Восклицанья взлетали кверху, как птички во время тока.
– Ой и весело мне, – як соловью в лапах у кошки, – вздохнул он тоскливо, кусая и душа и проглатывая самодовольный смех.
– Ну, скажи, Петро, зачем приехал?
– Да что! Хочется увидеть весь свет, показать себя другим перед смертью.
– Ах, уж умирать собираешься! Так значит, к невесте! Да? А муки с собой берешь? для невесты – она проголодалась.
– Який бабский вечер. Всё бабы и бабы, и лишь один пышный красивый мужчина, девчоночки мои.
– Ты, дружок, начинаешь заговариваться.
– Ох и извели меня. Совсем свели с ума. Нет, прочь с глаз! окаянные прелестницы.

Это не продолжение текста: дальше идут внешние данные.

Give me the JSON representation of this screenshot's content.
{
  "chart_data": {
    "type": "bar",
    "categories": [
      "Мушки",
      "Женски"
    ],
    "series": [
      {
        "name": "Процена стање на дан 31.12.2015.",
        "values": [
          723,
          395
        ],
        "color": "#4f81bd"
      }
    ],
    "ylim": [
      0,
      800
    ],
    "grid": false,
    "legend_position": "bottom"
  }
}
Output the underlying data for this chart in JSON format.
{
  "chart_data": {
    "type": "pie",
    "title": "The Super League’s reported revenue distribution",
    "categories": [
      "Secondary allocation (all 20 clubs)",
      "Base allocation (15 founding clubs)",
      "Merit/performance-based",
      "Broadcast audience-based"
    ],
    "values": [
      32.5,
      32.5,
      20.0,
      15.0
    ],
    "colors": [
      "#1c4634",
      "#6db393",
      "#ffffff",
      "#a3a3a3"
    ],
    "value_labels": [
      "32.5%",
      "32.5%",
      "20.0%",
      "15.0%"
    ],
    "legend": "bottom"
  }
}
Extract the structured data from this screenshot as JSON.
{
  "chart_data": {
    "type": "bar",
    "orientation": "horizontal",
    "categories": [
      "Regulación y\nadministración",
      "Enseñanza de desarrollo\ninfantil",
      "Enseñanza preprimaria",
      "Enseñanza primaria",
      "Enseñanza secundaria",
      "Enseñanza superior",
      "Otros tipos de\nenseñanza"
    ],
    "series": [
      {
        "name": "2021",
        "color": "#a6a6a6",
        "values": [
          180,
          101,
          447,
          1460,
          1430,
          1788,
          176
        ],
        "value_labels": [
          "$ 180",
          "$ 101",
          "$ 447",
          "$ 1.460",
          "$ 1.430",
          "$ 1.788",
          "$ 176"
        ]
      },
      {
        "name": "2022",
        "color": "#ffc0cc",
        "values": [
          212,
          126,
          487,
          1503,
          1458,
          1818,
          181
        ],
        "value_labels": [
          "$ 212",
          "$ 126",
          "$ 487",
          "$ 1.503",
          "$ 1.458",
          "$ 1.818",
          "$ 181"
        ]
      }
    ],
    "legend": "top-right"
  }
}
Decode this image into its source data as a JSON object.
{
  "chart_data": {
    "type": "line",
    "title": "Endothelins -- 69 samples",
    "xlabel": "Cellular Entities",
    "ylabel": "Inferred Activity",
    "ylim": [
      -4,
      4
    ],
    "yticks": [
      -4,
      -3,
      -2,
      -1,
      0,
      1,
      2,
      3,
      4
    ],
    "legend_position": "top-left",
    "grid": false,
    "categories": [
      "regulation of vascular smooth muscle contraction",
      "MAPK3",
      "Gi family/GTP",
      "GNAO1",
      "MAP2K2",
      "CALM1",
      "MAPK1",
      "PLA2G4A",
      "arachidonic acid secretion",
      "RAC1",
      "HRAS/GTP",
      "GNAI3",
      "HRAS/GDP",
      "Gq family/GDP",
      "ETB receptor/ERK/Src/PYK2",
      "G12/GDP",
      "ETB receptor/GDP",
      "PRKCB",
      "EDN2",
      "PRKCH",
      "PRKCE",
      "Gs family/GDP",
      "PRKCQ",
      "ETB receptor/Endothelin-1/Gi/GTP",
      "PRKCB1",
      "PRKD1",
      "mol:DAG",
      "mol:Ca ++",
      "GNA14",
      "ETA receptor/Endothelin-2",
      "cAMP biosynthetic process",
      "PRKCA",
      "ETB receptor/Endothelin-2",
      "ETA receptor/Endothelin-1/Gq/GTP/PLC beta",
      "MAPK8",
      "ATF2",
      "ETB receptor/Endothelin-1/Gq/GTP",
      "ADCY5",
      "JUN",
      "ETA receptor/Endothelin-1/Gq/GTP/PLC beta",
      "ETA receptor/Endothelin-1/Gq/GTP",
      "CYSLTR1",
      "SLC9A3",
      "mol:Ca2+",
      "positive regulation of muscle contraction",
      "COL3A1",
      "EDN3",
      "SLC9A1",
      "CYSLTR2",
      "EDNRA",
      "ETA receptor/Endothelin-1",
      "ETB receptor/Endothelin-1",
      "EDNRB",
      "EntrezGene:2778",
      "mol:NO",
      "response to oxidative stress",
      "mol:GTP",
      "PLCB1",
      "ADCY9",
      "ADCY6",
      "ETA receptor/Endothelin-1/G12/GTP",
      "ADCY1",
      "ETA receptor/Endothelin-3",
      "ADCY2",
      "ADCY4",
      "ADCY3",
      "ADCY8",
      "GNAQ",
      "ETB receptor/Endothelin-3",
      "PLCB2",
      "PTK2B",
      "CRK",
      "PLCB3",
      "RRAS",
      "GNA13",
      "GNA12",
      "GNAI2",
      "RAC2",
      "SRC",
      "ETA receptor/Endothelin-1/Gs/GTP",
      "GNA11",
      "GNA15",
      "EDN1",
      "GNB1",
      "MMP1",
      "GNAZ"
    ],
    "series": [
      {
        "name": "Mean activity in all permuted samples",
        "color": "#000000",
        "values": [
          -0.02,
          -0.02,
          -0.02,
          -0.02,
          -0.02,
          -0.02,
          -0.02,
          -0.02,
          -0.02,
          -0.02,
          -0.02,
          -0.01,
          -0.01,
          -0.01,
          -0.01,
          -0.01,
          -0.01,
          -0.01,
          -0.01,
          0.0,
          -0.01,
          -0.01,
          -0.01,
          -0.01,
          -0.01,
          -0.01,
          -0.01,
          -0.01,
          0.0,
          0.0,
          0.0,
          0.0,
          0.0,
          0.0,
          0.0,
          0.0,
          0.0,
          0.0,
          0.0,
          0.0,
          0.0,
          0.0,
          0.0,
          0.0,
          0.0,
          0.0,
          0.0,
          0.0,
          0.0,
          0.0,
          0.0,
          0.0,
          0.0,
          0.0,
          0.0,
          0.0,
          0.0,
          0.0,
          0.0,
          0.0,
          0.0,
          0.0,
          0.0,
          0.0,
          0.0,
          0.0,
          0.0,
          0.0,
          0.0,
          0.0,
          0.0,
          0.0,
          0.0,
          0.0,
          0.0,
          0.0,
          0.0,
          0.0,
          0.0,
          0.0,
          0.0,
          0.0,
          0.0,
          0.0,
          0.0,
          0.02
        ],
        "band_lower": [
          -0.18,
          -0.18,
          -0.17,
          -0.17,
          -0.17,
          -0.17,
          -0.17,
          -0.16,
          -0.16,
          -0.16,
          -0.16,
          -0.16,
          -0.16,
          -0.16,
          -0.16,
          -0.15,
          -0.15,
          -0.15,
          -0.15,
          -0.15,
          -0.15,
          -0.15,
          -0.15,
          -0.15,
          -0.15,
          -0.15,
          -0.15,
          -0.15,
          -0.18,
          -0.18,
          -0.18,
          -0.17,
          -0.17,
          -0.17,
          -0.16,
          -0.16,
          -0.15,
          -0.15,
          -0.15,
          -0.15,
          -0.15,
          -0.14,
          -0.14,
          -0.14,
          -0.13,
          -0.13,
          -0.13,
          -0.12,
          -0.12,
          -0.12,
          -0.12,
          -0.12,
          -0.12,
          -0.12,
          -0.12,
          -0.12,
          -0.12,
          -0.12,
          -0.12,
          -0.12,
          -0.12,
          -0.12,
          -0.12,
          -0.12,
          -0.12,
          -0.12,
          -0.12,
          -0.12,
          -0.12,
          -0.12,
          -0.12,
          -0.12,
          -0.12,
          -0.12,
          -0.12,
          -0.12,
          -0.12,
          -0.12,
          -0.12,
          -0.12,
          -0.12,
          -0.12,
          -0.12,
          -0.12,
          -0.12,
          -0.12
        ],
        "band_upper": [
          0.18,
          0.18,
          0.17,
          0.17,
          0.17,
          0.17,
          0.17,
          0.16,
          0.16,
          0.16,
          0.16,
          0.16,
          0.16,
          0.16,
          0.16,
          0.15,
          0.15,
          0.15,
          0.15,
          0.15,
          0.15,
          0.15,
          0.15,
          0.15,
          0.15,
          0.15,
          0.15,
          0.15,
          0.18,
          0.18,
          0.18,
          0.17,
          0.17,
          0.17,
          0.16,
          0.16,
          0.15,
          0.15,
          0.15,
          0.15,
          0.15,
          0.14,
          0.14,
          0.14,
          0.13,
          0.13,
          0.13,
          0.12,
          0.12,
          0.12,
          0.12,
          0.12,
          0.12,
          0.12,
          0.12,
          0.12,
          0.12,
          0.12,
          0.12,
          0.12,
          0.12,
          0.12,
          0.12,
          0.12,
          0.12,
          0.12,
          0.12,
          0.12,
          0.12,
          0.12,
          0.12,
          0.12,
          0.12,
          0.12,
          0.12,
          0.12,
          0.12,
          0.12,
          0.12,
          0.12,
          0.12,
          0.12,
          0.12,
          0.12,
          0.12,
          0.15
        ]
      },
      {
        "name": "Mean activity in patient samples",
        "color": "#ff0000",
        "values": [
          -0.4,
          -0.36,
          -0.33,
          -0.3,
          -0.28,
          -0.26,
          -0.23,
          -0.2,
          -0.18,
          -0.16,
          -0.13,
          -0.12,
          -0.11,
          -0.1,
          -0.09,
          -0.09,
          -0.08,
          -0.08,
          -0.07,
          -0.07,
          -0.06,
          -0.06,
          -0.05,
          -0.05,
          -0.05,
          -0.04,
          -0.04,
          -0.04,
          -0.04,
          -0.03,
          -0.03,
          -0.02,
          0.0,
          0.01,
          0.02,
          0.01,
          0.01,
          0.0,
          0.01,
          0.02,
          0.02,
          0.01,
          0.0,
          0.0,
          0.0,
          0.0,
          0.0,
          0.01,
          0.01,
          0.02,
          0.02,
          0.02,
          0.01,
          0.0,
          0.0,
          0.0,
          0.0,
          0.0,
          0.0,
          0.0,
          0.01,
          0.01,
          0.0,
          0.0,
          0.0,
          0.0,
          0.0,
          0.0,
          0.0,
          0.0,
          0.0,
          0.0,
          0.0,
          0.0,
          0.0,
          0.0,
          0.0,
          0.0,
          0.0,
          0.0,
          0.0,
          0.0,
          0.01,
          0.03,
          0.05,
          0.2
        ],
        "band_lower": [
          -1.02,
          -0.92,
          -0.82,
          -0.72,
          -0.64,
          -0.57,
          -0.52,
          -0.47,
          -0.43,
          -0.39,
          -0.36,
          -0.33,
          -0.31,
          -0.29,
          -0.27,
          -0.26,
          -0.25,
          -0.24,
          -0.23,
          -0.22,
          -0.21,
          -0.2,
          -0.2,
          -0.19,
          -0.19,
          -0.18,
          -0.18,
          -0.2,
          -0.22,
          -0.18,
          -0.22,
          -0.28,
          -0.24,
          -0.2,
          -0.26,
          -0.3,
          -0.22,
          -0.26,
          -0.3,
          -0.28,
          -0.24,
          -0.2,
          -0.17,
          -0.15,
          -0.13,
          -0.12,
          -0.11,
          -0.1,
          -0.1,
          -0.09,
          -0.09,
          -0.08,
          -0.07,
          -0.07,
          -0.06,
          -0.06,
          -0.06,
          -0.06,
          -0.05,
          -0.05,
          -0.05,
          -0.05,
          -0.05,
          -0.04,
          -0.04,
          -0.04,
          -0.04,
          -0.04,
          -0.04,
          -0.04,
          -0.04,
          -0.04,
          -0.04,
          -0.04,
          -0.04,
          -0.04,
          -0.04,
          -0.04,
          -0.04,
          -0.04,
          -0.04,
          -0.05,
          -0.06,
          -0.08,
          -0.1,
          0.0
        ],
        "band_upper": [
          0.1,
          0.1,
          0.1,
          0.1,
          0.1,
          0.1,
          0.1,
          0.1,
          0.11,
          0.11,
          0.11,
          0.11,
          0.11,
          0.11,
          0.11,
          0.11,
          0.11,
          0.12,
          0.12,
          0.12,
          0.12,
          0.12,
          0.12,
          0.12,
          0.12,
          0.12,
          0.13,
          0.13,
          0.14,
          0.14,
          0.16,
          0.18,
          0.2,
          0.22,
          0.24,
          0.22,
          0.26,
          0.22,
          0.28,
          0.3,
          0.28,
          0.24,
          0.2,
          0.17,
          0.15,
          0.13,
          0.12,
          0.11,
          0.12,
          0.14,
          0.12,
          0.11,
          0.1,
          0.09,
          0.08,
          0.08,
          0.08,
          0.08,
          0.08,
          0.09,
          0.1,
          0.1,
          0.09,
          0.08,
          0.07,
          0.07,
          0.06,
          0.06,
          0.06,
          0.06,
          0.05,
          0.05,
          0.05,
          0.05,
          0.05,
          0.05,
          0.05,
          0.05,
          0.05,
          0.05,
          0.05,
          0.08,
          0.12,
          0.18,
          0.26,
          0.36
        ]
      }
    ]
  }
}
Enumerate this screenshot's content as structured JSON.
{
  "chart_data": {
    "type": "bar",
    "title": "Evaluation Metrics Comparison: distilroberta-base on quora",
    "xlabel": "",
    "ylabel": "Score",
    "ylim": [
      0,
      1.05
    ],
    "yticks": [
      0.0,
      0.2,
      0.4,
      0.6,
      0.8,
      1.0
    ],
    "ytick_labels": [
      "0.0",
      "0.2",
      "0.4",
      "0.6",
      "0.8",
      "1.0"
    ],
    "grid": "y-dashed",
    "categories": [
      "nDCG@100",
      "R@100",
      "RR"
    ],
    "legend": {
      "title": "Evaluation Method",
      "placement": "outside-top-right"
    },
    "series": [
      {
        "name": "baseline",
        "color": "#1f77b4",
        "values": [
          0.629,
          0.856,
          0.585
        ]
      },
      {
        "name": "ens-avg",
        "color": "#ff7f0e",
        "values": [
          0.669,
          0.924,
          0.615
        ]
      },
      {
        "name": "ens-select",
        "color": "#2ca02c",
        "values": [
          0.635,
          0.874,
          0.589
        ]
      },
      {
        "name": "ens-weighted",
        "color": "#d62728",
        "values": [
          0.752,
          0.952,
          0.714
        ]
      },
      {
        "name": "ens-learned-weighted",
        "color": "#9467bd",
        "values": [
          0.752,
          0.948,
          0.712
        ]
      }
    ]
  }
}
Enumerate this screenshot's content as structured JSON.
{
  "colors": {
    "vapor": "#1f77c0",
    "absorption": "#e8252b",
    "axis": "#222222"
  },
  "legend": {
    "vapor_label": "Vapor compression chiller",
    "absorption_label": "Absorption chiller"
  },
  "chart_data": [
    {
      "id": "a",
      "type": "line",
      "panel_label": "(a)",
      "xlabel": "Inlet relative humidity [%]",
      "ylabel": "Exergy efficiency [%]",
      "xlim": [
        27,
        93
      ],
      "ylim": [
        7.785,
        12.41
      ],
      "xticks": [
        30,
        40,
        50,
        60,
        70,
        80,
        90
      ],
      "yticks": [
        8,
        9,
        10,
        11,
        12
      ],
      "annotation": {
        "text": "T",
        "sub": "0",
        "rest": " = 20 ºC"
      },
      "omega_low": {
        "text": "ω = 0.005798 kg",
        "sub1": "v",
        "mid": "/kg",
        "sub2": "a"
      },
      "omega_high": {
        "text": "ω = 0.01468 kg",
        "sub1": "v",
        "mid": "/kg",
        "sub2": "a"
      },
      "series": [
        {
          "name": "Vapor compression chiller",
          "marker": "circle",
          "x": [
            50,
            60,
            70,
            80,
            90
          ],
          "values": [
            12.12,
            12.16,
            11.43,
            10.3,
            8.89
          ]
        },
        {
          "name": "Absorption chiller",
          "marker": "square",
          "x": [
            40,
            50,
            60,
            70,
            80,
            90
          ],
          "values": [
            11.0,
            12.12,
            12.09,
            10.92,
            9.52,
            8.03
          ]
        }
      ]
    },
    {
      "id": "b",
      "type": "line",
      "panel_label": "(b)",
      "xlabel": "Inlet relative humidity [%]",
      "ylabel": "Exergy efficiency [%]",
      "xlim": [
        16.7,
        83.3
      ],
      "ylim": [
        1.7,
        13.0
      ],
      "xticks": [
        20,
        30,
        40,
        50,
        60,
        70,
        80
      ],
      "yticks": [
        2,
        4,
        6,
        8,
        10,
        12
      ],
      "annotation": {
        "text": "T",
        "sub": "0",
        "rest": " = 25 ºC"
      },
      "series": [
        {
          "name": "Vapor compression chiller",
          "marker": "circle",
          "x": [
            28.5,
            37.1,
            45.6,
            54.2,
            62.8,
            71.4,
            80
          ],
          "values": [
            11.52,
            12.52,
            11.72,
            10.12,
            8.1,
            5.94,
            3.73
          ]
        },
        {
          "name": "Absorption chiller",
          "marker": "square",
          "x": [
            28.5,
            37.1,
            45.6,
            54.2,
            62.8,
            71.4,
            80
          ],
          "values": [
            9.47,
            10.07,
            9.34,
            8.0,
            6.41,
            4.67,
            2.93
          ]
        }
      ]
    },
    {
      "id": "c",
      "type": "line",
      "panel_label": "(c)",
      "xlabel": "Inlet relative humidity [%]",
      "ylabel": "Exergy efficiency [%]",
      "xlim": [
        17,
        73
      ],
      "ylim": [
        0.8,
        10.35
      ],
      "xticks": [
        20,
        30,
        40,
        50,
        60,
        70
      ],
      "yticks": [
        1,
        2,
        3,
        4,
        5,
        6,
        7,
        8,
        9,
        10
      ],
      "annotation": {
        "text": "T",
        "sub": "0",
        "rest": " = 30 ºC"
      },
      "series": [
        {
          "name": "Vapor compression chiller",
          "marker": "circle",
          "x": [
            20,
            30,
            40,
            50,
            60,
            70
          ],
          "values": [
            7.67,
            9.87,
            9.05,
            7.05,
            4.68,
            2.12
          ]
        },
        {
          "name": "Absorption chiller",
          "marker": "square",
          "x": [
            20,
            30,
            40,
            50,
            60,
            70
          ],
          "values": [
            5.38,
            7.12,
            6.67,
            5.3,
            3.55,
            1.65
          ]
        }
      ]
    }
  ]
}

– Какой красавец, какая душка! – взвизгнули две сестры.
– Идем в сад, дусенька, идем, у нас цветы есть, сама сажала.
– Не хочу. Не хочу, да и всё! Вот так сяду и буду сидеть до второго потопа да люльку курить. А ну-ка, хлопцы, дайте огня!
Хлопцев было трое; младший, – богатырь телом и ребенок сердцем, <имел> ту страдальческую улыбку, которая <говорила> о припадках падучей.
Большой, старый, глиняный казалось, похожий сразу и на бабочку и на кувшин, череп, с каким-то усталым, изнемогшим выражением и прямо к небу поднятыми глазами, где застыла мольба и просьбы, неизвестно к кому обращенные, и старушечьми зубами желудевого цвета, лежал сбоку на столе, указывая, что живопись здесь процветала; здесь был приют живописи.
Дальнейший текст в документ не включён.